Die hoop mag nu al een verschil maken. Voor de leerlingen van Jezus, én voor ons.
Want wij geloven dat God wat dood was, levend kan maken.
Dat God uit wat voorbij is, iets nieuws kan maken.
Dat God kan herstellen wat gebroken is.
Wij geloven dat de hemel niet op afstand blijft, maar de aarde kan raken.
Ons leven kan raken!
Wij geloven dat God niet op afstand blijft, maar aanwezig is in ons leven.
Wij geloven: dat God deze wereld niet aan zijn lot overlaat, ook al lijkt dat wel zo.
Want Hij heeft zichzelf met ons, met deze wereld verbonden.
Het verhaal van Pinksteren is niet het begin van die hoop.
Maar er gebeurt met Pinksteren wel iets:
De leerlingen van Jezus zijn aan het wachten, en bidden, zoals Hij heeft gezegd.
Ze zitten in die bovenkamer, afgesloten van de buitenwereld.
En dan gebeurt het.
Er komt er een windvlaag, er verspreidt zich een mysterieus vuur over ze,
En ze gaan naar buiten,
En ze vertellen aan iedereen wat zij hebben gezien, en gehoord.
Ze delen hun hoop.
Aan iedereen, in hun eigen taal!
In het verhaal van Pinksteren geeft de heilige Geest de leerlingen van Jezus moed.
Moed om die kamer achter zich te laten,
Om over hun angst voor de reacties van de mensen heen te stappen en hun geloof met de mensen te delen.
En de heilige Geest helpt ze om de talen van alle mensen te spreken die daar zijn.

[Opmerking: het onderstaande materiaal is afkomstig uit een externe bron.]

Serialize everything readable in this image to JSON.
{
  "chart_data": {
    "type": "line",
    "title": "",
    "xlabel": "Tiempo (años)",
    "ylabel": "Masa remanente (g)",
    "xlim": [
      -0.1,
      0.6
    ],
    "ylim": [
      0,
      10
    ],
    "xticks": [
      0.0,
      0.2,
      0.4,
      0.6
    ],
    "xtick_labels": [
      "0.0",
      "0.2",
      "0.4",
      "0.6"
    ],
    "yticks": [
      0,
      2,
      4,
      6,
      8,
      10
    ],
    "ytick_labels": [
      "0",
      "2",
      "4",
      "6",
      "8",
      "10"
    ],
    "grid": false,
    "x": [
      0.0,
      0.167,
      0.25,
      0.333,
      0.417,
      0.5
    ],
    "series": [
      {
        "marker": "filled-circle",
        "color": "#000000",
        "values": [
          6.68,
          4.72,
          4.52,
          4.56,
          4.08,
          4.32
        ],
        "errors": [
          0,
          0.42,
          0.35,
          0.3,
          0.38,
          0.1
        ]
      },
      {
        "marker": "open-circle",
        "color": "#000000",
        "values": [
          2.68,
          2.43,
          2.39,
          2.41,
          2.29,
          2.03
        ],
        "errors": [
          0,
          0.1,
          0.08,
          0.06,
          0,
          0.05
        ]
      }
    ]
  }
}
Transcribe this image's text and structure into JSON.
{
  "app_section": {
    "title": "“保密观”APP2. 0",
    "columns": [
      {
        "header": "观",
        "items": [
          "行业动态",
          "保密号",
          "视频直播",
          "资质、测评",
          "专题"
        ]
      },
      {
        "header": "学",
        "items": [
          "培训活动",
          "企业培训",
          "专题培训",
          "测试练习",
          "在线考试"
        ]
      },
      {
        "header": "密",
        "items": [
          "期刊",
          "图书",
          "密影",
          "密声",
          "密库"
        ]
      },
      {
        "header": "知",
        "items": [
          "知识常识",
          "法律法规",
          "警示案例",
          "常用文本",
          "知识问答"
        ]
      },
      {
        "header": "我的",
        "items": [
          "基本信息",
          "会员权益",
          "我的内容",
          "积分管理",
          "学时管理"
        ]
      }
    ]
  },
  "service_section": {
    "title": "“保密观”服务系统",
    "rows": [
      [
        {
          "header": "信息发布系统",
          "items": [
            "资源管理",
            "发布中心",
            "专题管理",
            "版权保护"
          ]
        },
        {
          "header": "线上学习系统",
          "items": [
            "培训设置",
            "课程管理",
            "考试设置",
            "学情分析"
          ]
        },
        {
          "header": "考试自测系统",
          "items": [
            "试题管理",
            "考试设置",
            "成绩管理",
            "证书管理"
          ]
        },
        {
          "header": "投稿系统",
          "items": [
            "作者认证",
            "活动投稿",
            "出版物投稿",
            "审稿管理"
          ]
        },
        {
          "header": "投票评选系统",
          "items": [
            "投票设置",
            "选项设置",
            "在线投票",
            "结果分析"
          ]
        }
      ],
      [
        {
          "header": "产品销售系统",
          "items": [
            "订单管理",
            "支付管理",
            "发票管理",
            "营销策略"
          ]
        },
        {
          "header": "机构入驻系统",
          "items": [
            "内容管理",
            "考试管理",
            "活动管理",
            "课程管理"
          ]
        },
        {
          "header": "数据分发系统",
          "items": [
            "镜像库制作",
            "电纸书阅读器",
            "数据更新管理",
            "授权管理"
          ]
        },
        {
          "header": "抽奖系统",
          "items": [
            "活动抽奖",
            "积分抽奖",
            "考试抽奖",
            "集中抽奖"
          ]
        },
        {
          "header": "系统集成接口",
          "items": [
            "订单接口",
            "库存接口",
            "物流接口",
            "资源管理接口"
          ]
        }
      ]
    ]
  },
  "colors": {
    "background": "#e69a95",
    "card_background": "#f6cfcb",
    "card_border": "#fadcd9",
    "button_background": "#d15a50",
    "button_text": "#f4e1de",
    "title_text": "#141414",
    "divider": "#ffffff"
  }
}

Het verhaal van de toren van Babel, omgekeerd.
De Geest doorbreekt de grenzen die door mensen zijn gemaakt.
Vandaag gebeurt dat ook.
We zijn hier bij elkaar met vijf verschillende kerken.
Misschien zijn er tussen ons ook wel taalverschillen.
De meesten van ons praten wel Nederlands, of Gronings,
Maar bijvoorbeeld als het om taal voor je geloof gaat.
Of om vormen.
De een hier houdt misschien heel erg van een liturgische dienst, met verstilling, met rustige muziek, met poëtische taal, die ruimte laat voor het mysterie van God.
En de ander houdt van een laagdrempelige dienst,
met begrijpelijke taal, en een band.
En toch zijn wij hier vandaag bij elkaar.
Zijn wij samen de gemeente van Christus. Delen wij hoop.
Want de Geest spreekt ook de taal van je buurman of buurvrouw, zelfs al spreek jij die misschien niet.
Alleen de inhoud blijft hetzelfde:
Want met Pinksteren horen alle mensen de leerlingen in hun eigen taal spreken over de grote daden van God!
Feest van hoop, is het thema van deze dienst.
Het maakt uit waar je de klemtoon legt!
Pinksteren is niet alleen het feest van hóóp.
Het is nog meer het féést van hoop.
We mogen víeren dat er hoop is.
Want wij hebben hoop:
Hoop dat het niet uitzichtloos is.
Dat God alles nieuw gaat maken,
en dat Hij daar in Jezus al een begin mee heeft gemaakt!
Pinksteren mag ons het besef dat we er niet alleen voor staan.
Dat ons geloof, en de kerk, en zelfs deze wereld, niet ons project is.
En het mag ook voor ons zelf een feest van hoop zijn:
dat God bij ons is, en ons in beweging zet.
Dat God, door zijn Geest, ook ons leven binnen wil komen.
En dat Hij ook onze taal spreekt.
Wan wat met Pinksteren met de leerlingen van Jezus is begonnen,
gaat nu nog steeds door.
De moed en de kracht die zij kregen is ook voor ons.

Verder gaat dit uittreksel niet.